For my example here my client/routes.py file looks like:

from routing.router import Route

class IndexRoute(Route):
    path = "/"
    form = "Pages.Home"
    
class AboutRoute(Route):
    path = "/about"
    form = "Pages.About"
    
class FaqRoute(Route):
    path = "/faq"
    form = "Pages.FAQ"

class PrivateRoute(Route):
    path = "/private"
    form = "Pages.Private"
    private = True

Then at my_custom_domain.com/sitemap.txt you get something like:

https://my_custom_domain.com
https://my_custom_domain.com/
https://my_custom_domain.com/about
https://my_custom_domain.com/faq
5 Likes

I guess while I’m at it, might as well do the robots.txt file to point to the sitemap.txt file. Tested it with Google Search Console, which said it was found and valid.

from . import routes

import anvil.server


def create_text_file(lines: list, file_name: str):
    """ Create a text file from a list of strings """
    import anvil.media
    file_contents = "\n".join(lines).encode()
    return anvil.BlobMedia(content_type="text/plain", content=file_contents, name=file_name)


@anvil.server.route('/sitemap.txt')
def get_sitemap():
    """ Create and serve a simple sitemap.txt file base on the routes defined in client/routes.py
    More info on sitemaps:
    https://developers.google.com/search/docs/crawling-indexing/sitemaps/build-sitemap
    """ 
    # putting these in here so we don't import these all the time
    from routing.router._route import sorted_routes
    
    # Grab the app origin url
    origin = anvil.server.get_app_origin()

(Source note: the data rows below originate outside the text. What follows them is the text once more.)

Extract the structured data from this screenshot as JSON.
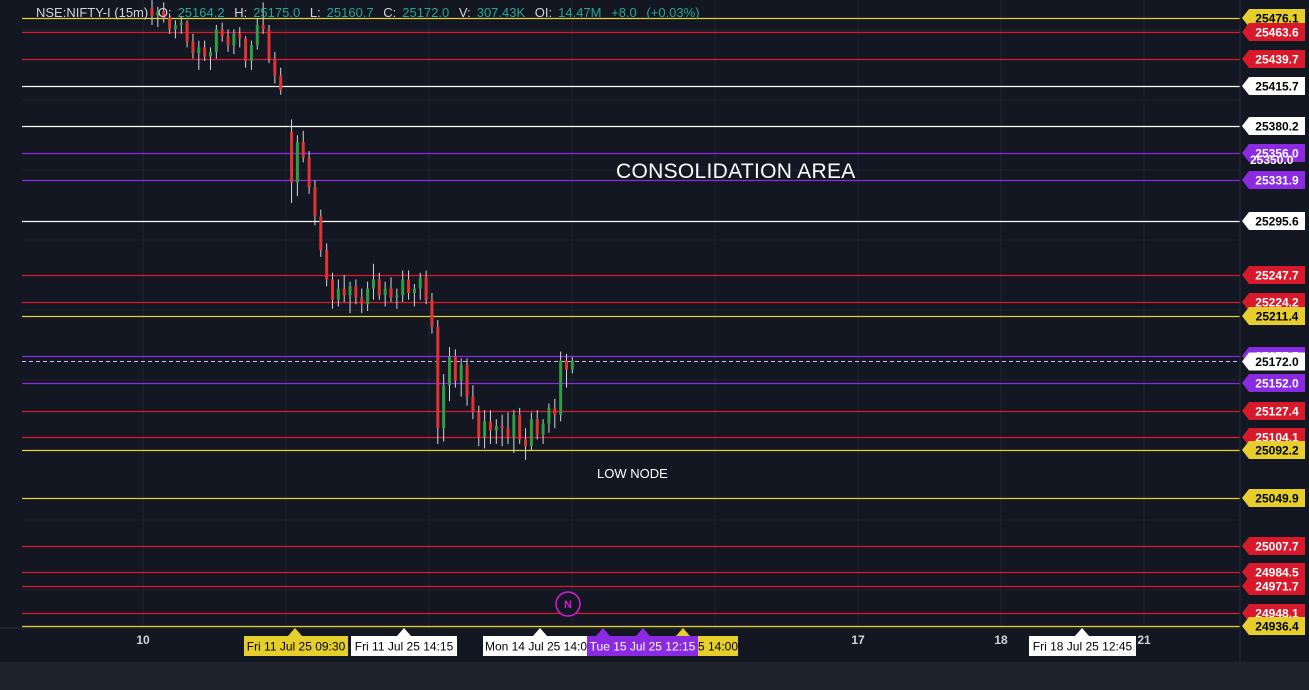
{
  "legend": {
    "symbol": "NSE:NIFTY-I (15m)",
    "o_label": "O:",
    "o": "25164.2",
    "h_label": "H:",
    "h": "25175.0",
    "l_label": "L:",
    "l": "25160.7",
    "c_label": "C:",
    "c": "25172.0",
    "v_label": "V:",
    "v": "307.43K",
    "oi_label": "OI:",
    "oi": "14.47M",
    "change": "+8.0",
    "change_pct": "(+0.03%)"
  },
  "annotations": {
    "consolidation": "CONSOLIDATION AREA",
    "low_node": "LOW NODE"
  },
  "colors": {
    "background": "#131722",
    "up": "#26a69a",
    "down": "#ef5350",
    "red_level": "#d7192b",
    "yellow_level": "#e6cf2d",
    "purple_level": "#8a2be2",
    "white_level": "#ffffff"
  },
  "chart_data": {
    "type": "candlestick",
    "title": "",
    "y_axis_position": "right",
    "ylim": [
      24920,
      25490
    ],
    "x_ticks": [
      "10",
      "17",
      "18",
      "21"
    ],
    "horizontal_levels": [
      {
        "value": 25476.1,
        "color": "yellow",
        "label": "25476.1"
      },
      {
        "value": 25463.6,
        "color": "red",
        "label": "25463.6"
      },
      {
        "value": 25439.7,
        "color": "red",
        "label": "25439.7"
      },
      {
        "value": 25415.7,
        "color": "white",
        "label": "25415.7"
      },
      {
        "value": 25380.2,
        "color": "white",
        "label": "25380.2"
      },
      {
        "value": 25356.0,
        "color": "purple",
        "label": "25356.0"
      },
      {
        "value": 25331.9,
        "color": "purple",
        "label": "25331.9"
      },
      {
        "value": 25295.6,
        "color": "white",
        "label": "25295.6"
      },
      {
        "value": 25247.7,
        "color": "red",
        "label": "25247.7"
      },
      {
        "value": 25224.2,
        "color": "red",
        "label": "25224.2"
      },
      {
        "value": 25211.4,
        "color": "yellow",
        "label": "25211.4"
      },
      {
        "value": 25175.7,
        "color": "purple",
        "label": "25175.7"
      },
      {
        "value": 25152.0,
        "color": "purple",
        "label": "25152.0"
      },
      {
        "value": 25127.4,
        "color": "red",
        "label": "25127.4"
      },
      {
        "value": 25104.1,
        "color": "red",
        "label": "25104.1"
      },
      {
        "value": 25092.2,
        "color": "yellow",
        "label": "25092.2"
      },
      {
        "value": 25049.9,
        "color": "yellow",
        "label": "25049.9"
      },
      {
        "value": 25007.7,
        "color": "red",
        "label": "25007.7"
      },
      {
        "value": 24984.5,
        "color": "red",
        "label": "24984.5"
      },
      {
        "value": 24971.7,
        "color": "red",
        "label": "24971.7"
      },
      {
        "value": 24948.1,
        "color": "red",
        "label": "24948.1"
      },
      {
        "value": 24936.4,
        "color": "yellow",
        "label": "24936.4"
      }
    ],
    "axis_plain_label": {
      "value": 25350.0,
      "label": "25350.0"
    },
    "current_price": {
      "value": 25172.0,
      "label": "25172.0"
    },
    "time_labels": [
      {
        "label": "Fri 11 Jul 25 09:30",
        "color": "yellow",
        "x": 0
      },
      {
        "label": "Fri 11 Jul 25 14:15",
        "color": "white",
        "x": 1
      },
      {
        "label": "Mon 14 Jul 25 14:0",
        "color": "white",
        "x": 2
      },
      {
        "label": "Tue 15 Jul 25 12:15",
        "color": "purple",
        "x": 3
      },
      {
        "label": "5 14:00",
        "color": "yellow",
        "x": 4
      },
      {
        "label": "Fri 18 Jul 25 12:45",
        "color": "white",
        "x": 5
      }
    ],
    "event_marker": "N",
    "candles": [
      [
        25485,
        25492,
        25470,
        25478
      ],
      [
        25478,
        25486,
        25468,
        25482
      ],
      [
        25482,
        25490,
        25472,
        25476
      ],
      [
        25476,
        25480,
        25462,
        25466
      ],
      [
        25466,
        25474,
        25458,
        25470
      ],
      [
        25470,
        25478,
        25462,
        25472
      ],
      [
        25472,
        25474,
        25450,
        25455
      ],
      [
        25455,
        25462,
        25440,
        25445
      ],
      [
        25445,
        25456,
        25430,
        25450
      ],
      [
        25450,
        25456,
        25438,
        25442
      ],
      [
        25442,
        25450,
        25430,
        25446
      ],
      [
        25446,
        25470,
        25440,
        25466
      ],
      [
        25466,
        25472,
        25455,
        25460
      ],
      [
        25460,
        25466,
        25446,
        25452
      ],
      [
        25452,
        25466,
        25444,
        25462
      ],
      [
        25462,
        25468,
        25450,
        25458
      ],
      [
        25458,
        25460,
        25432,
        25438
      ],
      [
        25438,
        25456,
        25430,
        25452
      ],
      [
        25452,
        25476,
        25448,
        25470
      ],
      [
        25470,
        25490,
        25462,
        25466
      ],
      [
        25466,
        25470,
        25436,
        25440
      ],
      [
        25440,
        25446,
        25418,
        25425
      ],
      [
        25425,
        25432,
        25408,
        25412
      ],
      [
        25375,
        25386,
        25312,
        25330
      ],
      [
        25330,
        25372,
        25318,
        25366
      ],
      [
        25366,
        25376,
        25348,
        25352
      ],
      [
        25352,
        25358,
        25320,
        25326
      ],
      [
        25326,
        25332,
        25292,
        25300
      ],
      [
        25300,
        25306,
        25264,
        25270
      ],
      [
        25270,
        25276,
        25238,
        25244
      ],
      [
        25244,
        25250,
        25218,
        25226
      ],
      [
        25226,
        25244,
        25220,
        25236
      ],
      [
        25236,
        25248,
        25224,
        25230
      ],
      [
        25230,
        25242,
        25214,
        25238
      ],
      [
        25238,
        25244,
        25222,
        25228
      ],
      [
        25228,
        25236,
        25214,
        25222
      ],
      [
        25222,
        25242,
        25216,
        25236
      ],
      [
        25236,
        25258,
        25226,
        25244
      ],
      [
        25244,
        25250,
        25226,
        25230
      ],
      [
        25230,
        25242,
        25220,
        25236
      ],
      [
        25236,
        25246,
        25224,
        25228
      ],
      [
        25228,
        25236,
        25218,
        25230
      ],
      [
        25230,
        25252,
        25224,
        25244
      ],
      [
        25244,
        25252,
        25226,
        25232
      ],
      [
        25232,
        25240,
        25220,
        25236
      ],
      [
        25236,
        25250,
        25226,
        25246
      ],
      [
        25246,
        25252,
        25222,
        25226
      ],
      [
        25226,
        25232,
        25196,
        25202
      ],
      [
        25202,
        25208,
        25098,
        25112
      ],
      [
        25112,
        25160,
        25100,
        25150
      ],
      [
        25150,
        25184,
        25136,
        25176
      ],
      [
        25176,
        25182,
        25148,
        25154
      ],
      [
        25154,
        25174,
        25140,
        25168
      ],
      [
        25168,
        25174,
        25132,
        25140
      ],
      [
        25140,
        25150,
        25120,
        25126
      ],
      [
        25126,
        25132,
        25096,
        25104
      ],
      [
        25104,
        25128,
        25094,
        25118
      ],
      [
        25118,
        25128,
        25098,
        25110
      ],
      [
        25110,
        25120,
        25098,
        25114
      ],
      [
        25114,
        25124,
        25096,
        25112
      ],
      [
        25112,
        25126,
        25098,
        25104
      ],
      [
        25104,
        25128,
        25090,
        25124
      ],
      [
        25124,
        25130,
        25098,
        25102
      ],
      [
        25102,
        25112,
        25084,
        25096
      ],
      [
        25096,
        25126,
        25092,
        25120
      ],
      [
        25120,
        25128,
        25102,
        25106
      ],
      [
        25106,
        25120,
        25098,
        25116
      ],
      [
        25116,
        25134,
        25108,
        25130
      ],
      [
        25130,
        25138,
        25112,
        25124
      ],
      [
        25124,
        25180,
        25118,
        25172
      ],
      [
        25172,
        25178,
        25148,
        25164
      ],
      [
        25164.2,
        25175.0,
        25160.7,
        25172.0
      ]
    ]
  }
}
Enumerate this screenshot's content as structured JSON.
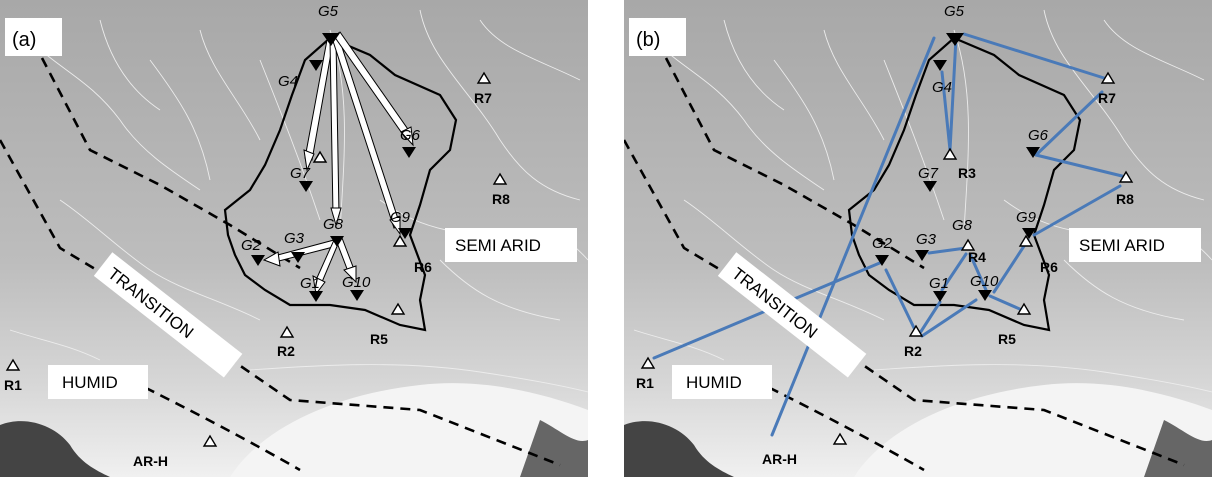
{
  "panels": [
    {
      "label": "(a)",
      "regions": {
        "semi_arid": "SEMI ARID",
        "transition": "TRANSITION",
        "humid": "HUMID"
      },
      "gauges": [
        "G5",
        "G4",
        "G6",
        "G7",
        "G9",
        "G8",
        "G2",
        "G3",
        "G1",
        "G10"
      ],
      "rain_stations": [
        "R7",
        "R8",
        "R6",
        "R2",
        "R5",
        "R1",
        "AR-H"
      ]
    },
    {
      "label": "(b)",
      "regions": {
        "semi_arid": "SEMI ARID",
        "transition": "TRANSITION",
        "humid": "HUMID"
      },
      "gauges": [
        "G5",
        "G4",
        "G6",
        "G7",
        "G9",
        "G8",
        "G2",
        "G3",
        "G1",
        "G10"
      ],
      "rain_stations": [
        "R7",
        "R3",
        "R8",
        "R4",
        "R6",
        "R2",
        "R5",
        "R1",
        "AR-H"
      ]
    }
  ],
  "colors": {
    "arrow_fill_a": "#ffffff",
    "link_b": "#4a7ab8",
    "marker": "#000000"
  }
}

    # I don't really know if this bare url is necessary, but what's the harm?
    sitemap = [origin]

    # Go through each of the defined routes
    for route in sorted_routes:
        # We can mask routes when defining them by adding a private=True attribute
        if not getattr(route, "private", False):
            sitemap.append(f"{origin}{route.path}")

    # serve our up-to-date sitemap
    file = create_text_file(sitemap, "sitemap.txt")
    return anvil.server.HttpResponse(200, file)


@anvil.server.route('/robots.txt')
def get_robots():
    """ Create and serve a robots.txt file
    More info:
    https://developers.google.com/search/docs/crawling-indexing/robots/intro
    """
    origin = anvil.server.get_app_origin()
    lines = [
        "# robots.txt",  # Just a dumb header for us dumb humans to read.
        f"Sitemap: {origin}/sitemap.txt"  # Provide the path to the sitemap for crawling
    ]

    # Create our txt file and return it in a http response
    file = create_text_file(lines, "robots.txt")
    return anvil.server.HttpResponse(200, file)
    
2 Likes

That’s nice - we should consider making sorted_routes a public API
And possibly this could be an interesting feature
Maybe even an opt out feature :thinking:

2 Likes